7) Se pose, enfin, la question de savoir si l'exécution du renvoi du recourant est possible, licite et raisonnablement exigible au sens de l'art. 83 LEI, ce que le recourant conteste.
a. Selon l'art. 64 al. 1 LEI, les autorités compétentes renvoient de Suisse tout étranger qui n'a pas d'autorisation alors qu'il y est tenu (let. a), ainsi que tout étranger dont l'autorisation est refusée, révoquée ou n'a pas été prolongée (let. c) en assortissant ce renvoi d'un délai de départ raisonnable (al. 2).
b. Le renvoi d'un étranger ne peut toutefois être ordonné que si l'exécution de celui-ci est possible, licite ou peut être raisonnablement exigée (art. 83 al. 1 LEI). L'exécution du renvoi n'est pas possible lorsque celui-ci ne peut quitter la Suisse pour son État d'origine, son État de provenance ou un État tiers, ni être renvoyé dans un de ces États (art. 83 al. 2 LEI). Elle n'est pas licite lorsqu'elle serait contraire aux engagements internationaux de la Suisse (art. 83 al. 3 LEI). Elle n'est pas raisonnablement exigible si elle met concrètement en danger l'étranger, par exemple en cas de guerre, de guerre civile ou de violence généralisée (art. 83 al. 4 LEI). Dans les situations visées à l'art. 83 al. 1 LEI, le secrétariat d'État aux migrations (ci-après : SEM) décide d'admettre provisoirement l'étranger. Celui-ci bénéficie alors d'un statut précaire qui lui assure sa présence en Suisse aussi longtemps que l'exécution du renvoi n'est pas possible, n'est pas licite ou ne peut être raisonnablement exigée. L'admission provisoire coexiste avec la mesure de renvoi entrée en force ; elle n'équivaut pas à une autorisation de séjour (ATF 141 I 49 consid. 3.5 ; 138 I 246 consid. 2.3 ; 137 II 305 consid. 3.1). Elle peut être proposée par les autorités cantonales (art. 83 al. 6 LEI).

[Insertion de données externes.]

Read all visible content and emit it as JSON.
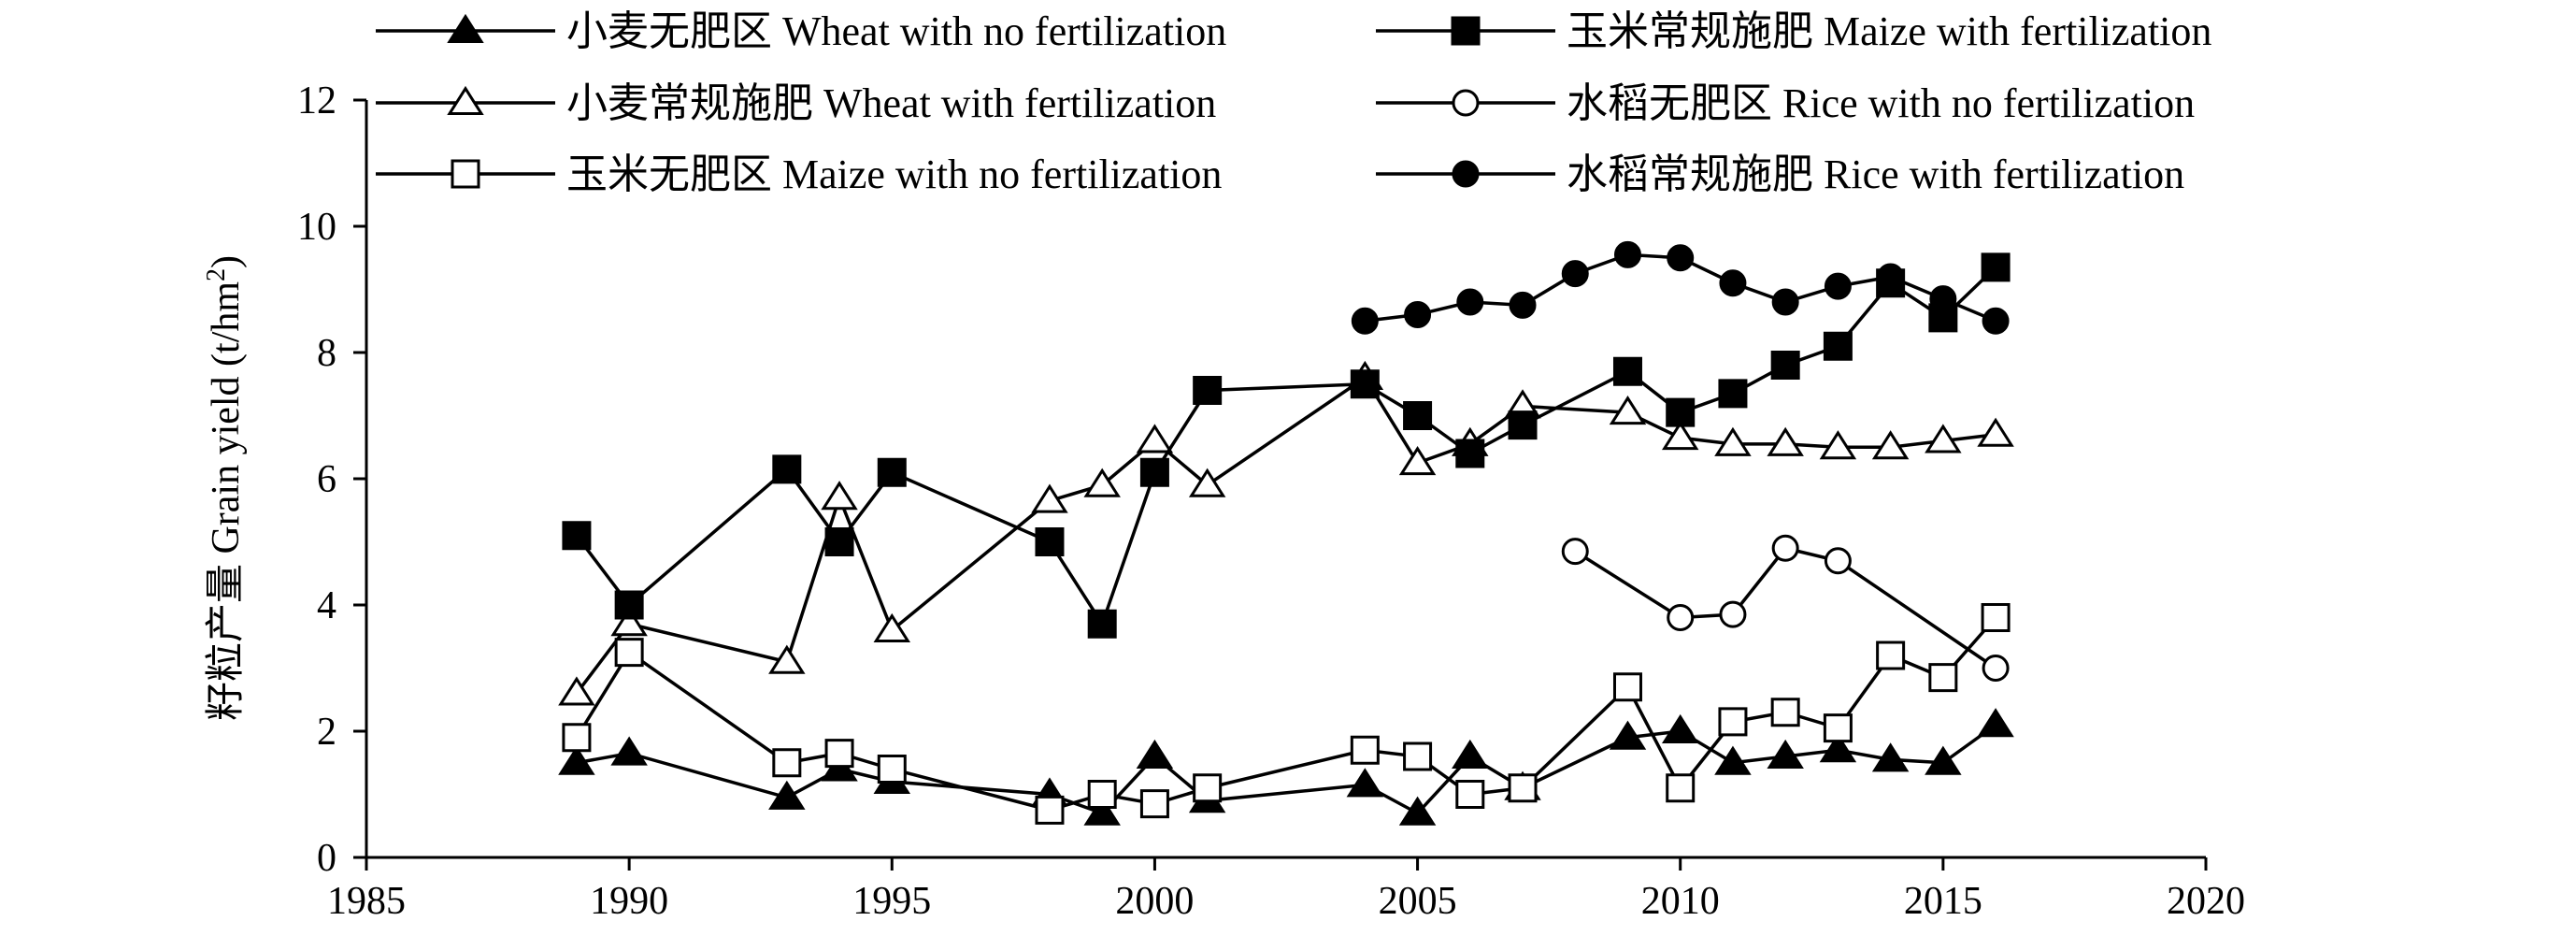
{
  "chart_data": {
    "type": "line",
    "title": "",
    "xlabel": "",
    "ylabel": "籽粒产量 Grain yield (t/hm",
    "ylabel_sup": "2",
    "ylabel_end": ")",
    "xlim": [
      1985,
      2020
    ],
    "ylim": [
      0,
      12
    ],
    "xticks": [
      1985,
      1990,
      1995,
      2000,
      2005,
      2010,
      2015,
      2020
    ],
    "yticks": [
      0,
      2,
      4,
      6,
      8,
      10,
      12
    ],
    "grid": false,
    "legend_position": "top",
    "series": [
      {
        "name": "小麦无肥区 Wheat with no fertilization",
        "marker": "triangle",
        "fill": "filled",
        "x": [
          1989,
          1990,
          1993,
          1994,
          1995,
          1998,
          1999,
          2000,
          2001,
          2004,
          2005,
          2006,
          2007,
          2009,
          2010,
          2011,
          2012,
          2013,
          2014,
          2015,
          2016
        ],
        "y": [
          1.5,
          1.65,
          0.95,
          1.4,
          1.2,
          1.0,
          0.7,
          1.6,
          0.9,
          1.15,
          0.7,
          1.6,
          1.1,
          1.9,
          2.0,
          1.5,
          1.6,
          1.7,
          1.55,
          1.5,
          2.1
        ]
      },
      {
        "name": "小麦常规施肥 Wheat with fertilization",
        "marker": "triangle",
        "fill": "open",
        "x": [
          1989,
          1990,
          1993,
          1994,
          1995,
          1998,
          1999,
          2000,
          2001,
          2004,
          2005,
          2006,
          2007,
          2009,
          2010,
          2011,
          2012,
          2013,
          2014,
          2015,
          2016
        ],
        "y": [
          2.6,
          3.7,
          3.1,
          5.7,
          3.6,
          5.65,
          5.9,
          6.6,
          5.9,
          7.6,
          6.25,
          6.55,
          7.15,
          7.05,
          6.65,
          6.55,
          6.55,
          6.5,
          6.5,
          6.6,
          6.7
        ]
      },
      {
        "name": "玉米无肥区 Maize with no fertilization",
        "marker": "square",
        "fill": "open",
        "x": [
          1989,
          1990,
          1993,
          1994,
          1995,
          1998,
          1999,
          2000,
          2001,
          2004,
          2005,
          2006,
          2007,
          2009,
          2010,
          2011,
          2012,
          2013,
          2014,
          2015,
          2016
        ],
        "y": [
          1.9,
          3.25,
          1.5,
          1.65,
          1.4,
          0.75,
          1.0,
          0.85,
          1.1,
          1.7,
          1.6,
          1.0,
          1.1,
          2.7,
          1.1,
          2.15,
          2.3,
          2.05,
          3.2,
          2.85,
          3.8
        ]
      },
      {
        "name": "玉米常规施肥 Maize with fertilization",
        "marker": "square",
        "fill": "filled",
        "x": [
          1989,
          1990,
          1993,
          1994,
          1995,
          1998,
          1999,
          2000,
          2001,
          2004,
          2005,
          2006,
          2007,
          2009,
          2010,
          2011,
          2012,
          2013,
          2014,
          2015,
          2016
        ],
        "y": [
          5.1,
          4.0,
          6.15,
          5.0,
          6.1,
          5.0,
          3.7,
          6.1,
          7.4,
          7.5,
          7.0,
          6.4,
          6.85,
          7.7,
          7.05,
          7.35,
          7.8,
          8.1,
          9.1,
          8.55,
          9.35
        ]
      },
      {
        "name": "水稻无肥区 Rice with no fertilization",
        "marker": "circle",
        "fill": "open",
        "x": [
          2008,
          2010,
          2011,
          2012,
          2013,
          2016
        ],
        "y": [
          4.85,
          3.8,
          3.85,
          4.9,
          4.7,
          3.0
        ]
      },
      {
        "name": "水稻常规施肥 Rice with fertilization",
        "marker": "circle",
        "fill": "filled",
        "x": [
          2004,
          2005,
          2006,
          2007,
          2008,
          2009,
          2010,
          2011,
          2012,
          2013,
          2014,
          2015,
          2016
        ],
        "y": [
          8.5,
          8.6,
          8.8,
          8.75,
          9.25,
          9.55,
          9.5,
          9.1,
          8.8,
          9.05,
          9.2,
          8.85,
          8.5
        ]
      }
    ]
  }
}
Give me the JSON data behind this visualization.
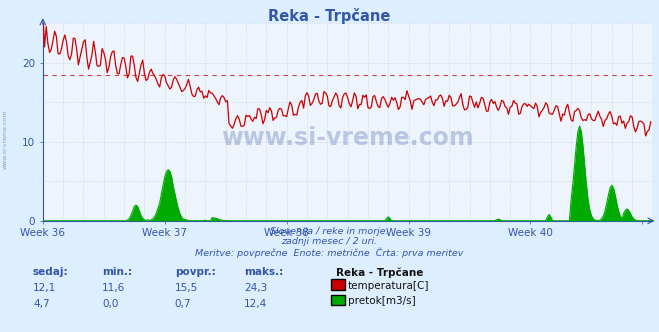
{
  "title": "Reka - Trpčane",
  "background_color": "#ddeeff",
  "plot_bg_color": "#eef4fb",
  "grid_color": "#c0cce0",
  "text_color": "#3355aa",
  "ylim": [
    0,
    25
  ],
  "xlim_max": 360,
  "avg_line_value": 18.5,
  "subtitle1": "Slovenija / reke in morje.",
  "subtitle2": "zadnji mesec / 2 uri.",
  "subtitle3": "Meritve: povprečne  Enote: metrične  Črta: prva meritev",
  "legend_title": "Reka - Trpčane",
  "legend_items": [
    {
      "label": "temperatura[C]",
      "color": "#cc0000"
    },
    {
      "label": "pretok[m3/s]",
      "color": "#00aa00"
    }
  ],
  "stats_headers": [
    "sedaj:",
    "min.:",
    "povpr.:",
    "maks.:"
  ],
  "stats_temp": [
    "12,1",
    "11,6",
    "15,5",
    "24,3"
  ],
  "stats_flow": [
    "4,7",
    "0,0",
    "0,7",
    "12,4"
  ],
  "temp_color": "#cc0000",
  "flow_color": "#00aa00",
  "watermark": "www.si-vreme.com",
  "watermark_color": "#3355aa",
  "side_text": "www.si-vreme.com"
}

c. L'illicéité du renvoi est réalisée lorsque l'étranger est exposé à un véritable risque concret et sérieux d'être victime, en cas de retour dans son pays, à un traitement prohibé par l'art. 3 CEDH ou l'art. 3 de la Convention du 10 décembre 1984 contre la torture et autres peines ou traitements cruels, inhumains ou dégradants (Conv. torture - RS 0.105 ; arrêts du Tribunal administratif fédéral [ci-après : TAF] E-7712/2008 du 19 avril 2011 consid. 6.1 ; ATAF 2011/24 consid. 10.4.1 ; ATAF D-4186/2012 du 6 janvier 2015 consid. 8). L'art. 25 al. 3 Cst. dispose que nul ne peut être refoulé sur le territoire d'un Etat dans lequel il risque la torture ou tout autre traitement ou peine cruels et inhumains. L'art. 3 par. 1 de la convention contre la torture précitée prévoit qu'aucun État partie n'expulsera, ne refoulera, ni n'extradera une personne vers un autre État où il y a des motifs sérieux de croire qu'elle risque d'être soumise à la torture. L'art. 3 CEDH dispose quant à lui que nul ne peut être soumis à la torture ni à des peines ou traitements inhumains ou dégradants. En ce sens, les trois dispositions ont une portée équivalente (interdiction de la torture ; ATF 139 II 65 consid. 5.4 ; arrêt du Tribunal fédéral 2D_55/2015 du 9 mai 2016 consid. 4.1). Selon la jurisprudence de la Cour européenne des droits de l'homme (ci-après: CourEDH), pour apprécier l'existence d'un risque réel de mauvais traitements au sens de l'art. 3 CEDH, il convient d'appliquer des critères rigoureux (arrêts de la CourEDH F.G. contre Suède du 23 mars 2016 § 113 ; Chahal contre Royaume-Uni du 15 novembre 1996 § 96 ; Saadi contre Italie du 28 février 2008 § 128). Il s'agit de rechercher si, eu égard à l'ensemble des circonstances de la cause, il y a des motifs sérieux et avérés de croire que l'intéressé, si on le renvoie dans son pays, y courra un risque réel d'être soumis à un traitement contraire à l'art. 3 CEDH. Pour tomber sous le coup de l'art. 3 CEDH, un mauvais traitement doit toutefois atteindre un minimum de gravité (arrêt CourEDH Saadi contre Italie précité § 134). L'appréciation de ce minimum dépend de l'ensemble des données de la cause (ATF 134 I 221 consid. 3.2.1).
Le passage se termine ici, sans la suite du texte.